This should not come as a surprise. The big drugmaker just two months ago disclosed plans to cut another $1 billion or so in expenses, with a first phase that will amount to $500 million in cutbacks taking place this year. The move, of course, comes in response to the loss of patent protection for the Lipitor cholesterol pill, a $10.7 billion seller, and other big-selling meds.
Pfizer sales reps were told to expect phone calls next week about their fate. Some say, however, there is frustration in the ranks. The drugmaker has allegedly indicated more than once that the sales force was “told since the Wyeth acquisition that Pfizer was “right sized” ‘ for the Lipitor patent expiration that will occur this fall, one source tells us.
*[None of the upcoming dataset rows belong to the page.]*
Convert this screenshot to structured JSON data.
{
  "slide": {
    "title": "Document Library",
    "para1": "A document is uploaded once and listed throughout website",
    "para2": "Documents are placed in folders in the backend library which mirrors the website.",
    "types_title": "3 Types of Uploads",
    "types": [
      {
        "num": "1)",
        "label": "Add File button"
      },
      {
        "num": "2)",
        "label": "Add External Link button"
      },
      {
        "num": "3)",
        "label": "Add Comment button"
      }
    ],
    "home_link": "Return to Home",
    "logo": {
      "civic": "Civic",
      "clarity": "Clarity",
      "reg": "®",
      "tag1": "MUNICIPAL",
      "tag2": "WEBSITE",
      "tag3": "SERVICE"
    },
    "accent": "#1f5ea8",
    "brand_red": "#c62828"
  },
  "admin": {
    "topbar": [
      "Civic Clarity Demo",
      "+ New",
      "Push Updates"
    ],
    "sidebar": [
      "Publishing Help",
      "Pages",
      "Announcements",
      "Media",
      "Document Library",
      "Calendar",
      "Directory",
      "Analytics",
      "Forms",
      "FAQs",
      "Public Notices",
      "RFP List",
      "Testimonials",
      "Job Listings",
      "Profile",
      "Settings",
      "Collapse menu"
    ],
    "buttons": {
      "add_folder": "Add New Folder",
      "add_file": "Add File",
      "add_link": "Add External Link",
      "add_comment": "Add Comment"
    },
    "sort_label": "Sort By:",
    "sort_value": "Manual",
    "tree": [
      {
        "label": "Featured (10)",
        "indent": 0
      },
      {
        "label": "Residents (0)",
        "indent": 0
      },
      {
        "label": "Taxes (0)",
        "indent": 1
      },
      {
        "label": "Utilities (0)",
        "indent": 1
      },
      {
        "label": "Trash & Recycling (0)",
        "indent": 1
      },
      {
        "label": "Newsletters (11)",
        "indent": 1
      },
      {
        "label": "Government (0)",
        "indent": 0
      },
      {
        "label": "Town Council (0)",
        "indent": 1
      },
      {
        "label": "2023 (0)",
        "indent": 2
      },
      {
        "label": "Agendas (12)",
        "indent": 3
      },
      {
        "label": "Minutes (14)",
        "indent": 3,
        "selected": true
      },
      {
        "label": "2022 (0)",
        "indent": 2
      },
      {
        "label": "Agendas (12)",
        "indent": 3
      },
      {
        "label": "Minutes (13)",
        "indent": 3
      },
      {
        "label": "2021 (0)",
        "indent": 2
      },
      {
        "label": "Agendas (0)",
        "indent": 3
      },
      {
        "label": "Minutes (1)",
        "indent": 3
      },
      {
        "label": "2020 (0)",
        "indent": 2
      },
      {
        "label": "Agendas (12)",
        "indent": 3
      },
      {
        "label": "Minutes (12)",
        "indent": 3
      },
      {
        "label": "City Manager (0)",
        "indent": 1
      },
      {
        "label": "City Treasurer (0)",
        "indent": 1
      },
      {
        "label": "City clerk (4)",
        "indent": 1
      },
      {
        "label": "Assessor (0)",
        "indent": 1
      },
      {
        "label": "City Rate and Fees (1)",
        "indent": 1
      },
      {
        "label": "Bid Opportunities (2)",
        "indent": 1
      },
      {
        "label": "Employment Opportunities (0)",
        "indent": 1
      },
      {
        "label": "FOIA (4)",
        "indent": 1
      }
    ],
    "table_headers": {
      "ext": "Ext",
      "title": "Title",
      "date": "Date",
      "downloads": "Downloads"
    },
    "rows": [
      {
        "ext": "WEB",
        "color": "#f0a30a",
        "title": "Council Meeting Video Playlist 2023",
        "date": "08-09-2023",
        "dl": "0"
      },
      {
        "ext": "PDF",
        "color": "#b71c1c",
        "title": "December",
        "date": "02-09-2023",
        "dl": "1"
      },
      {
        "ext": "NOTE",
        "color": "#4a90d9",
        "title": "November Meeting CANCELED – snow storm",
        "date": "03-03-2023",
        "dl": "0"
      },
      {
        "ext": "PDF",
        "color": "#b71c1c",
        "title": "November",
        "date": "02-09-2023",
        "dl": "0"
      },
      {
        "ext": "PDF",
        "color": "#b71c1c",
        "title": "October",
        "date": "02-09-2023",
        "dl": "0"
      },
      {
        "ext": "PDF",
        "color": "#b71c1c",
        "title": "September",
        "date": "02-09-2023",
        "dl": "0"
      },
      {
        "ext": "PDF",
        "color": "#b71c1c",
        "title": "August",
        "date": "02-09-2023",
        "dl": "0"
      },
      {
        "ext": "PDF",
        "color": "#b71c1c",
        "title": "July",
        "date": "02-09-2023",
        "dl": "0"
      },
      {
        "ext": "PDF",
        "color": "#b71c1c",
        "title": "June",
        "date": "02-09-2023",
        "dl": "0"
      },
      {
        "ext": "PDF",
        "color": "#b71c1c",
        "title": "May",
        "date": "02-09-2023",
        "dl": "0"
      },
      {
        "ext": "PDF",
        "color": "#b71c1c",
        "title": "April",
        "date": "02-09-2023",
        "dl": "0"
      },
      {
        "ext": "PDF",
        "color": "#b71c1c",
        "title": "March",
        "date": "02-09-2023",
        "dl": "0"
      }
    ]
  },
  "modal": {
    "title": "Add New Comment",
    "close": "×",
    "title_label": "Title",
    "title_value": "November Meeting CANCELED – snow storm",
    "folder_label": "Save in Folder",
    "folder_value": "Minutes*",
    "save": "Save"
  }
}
In response to questions, a Pfizer spokesman wrote this: “While I cannot confirm specific actions related to our US organization, Pfizer remains focused on prudent capital and resource management. We have planned for Lipitor’s loss of exclusivity at a corporate, portfolio, and brand level for several years. The company continues to support the brand where it makes sense prior to the loss of exclusivity to maximize the value of the product.” He declined to say how many rep jobs will be cut.
As part of its newest round of cost cutting, Pfizer plans to eliminate duplicative administrative work at its New York headquarters and offices elsewhere, promotion, travel, entertainment and consultants, as well as materials, supplies and electronic devices for sales reps. The cuts would trim almost 5 percent from selling, informational and administrative expenses, which were $19.6 billion last year. Over the past few years, Pfizer has cut nearly 20,000 jobs to save costs and combine operations after acquiring Wyeth. Overall, Pfizer currently employs nearly 110,000 people (back story).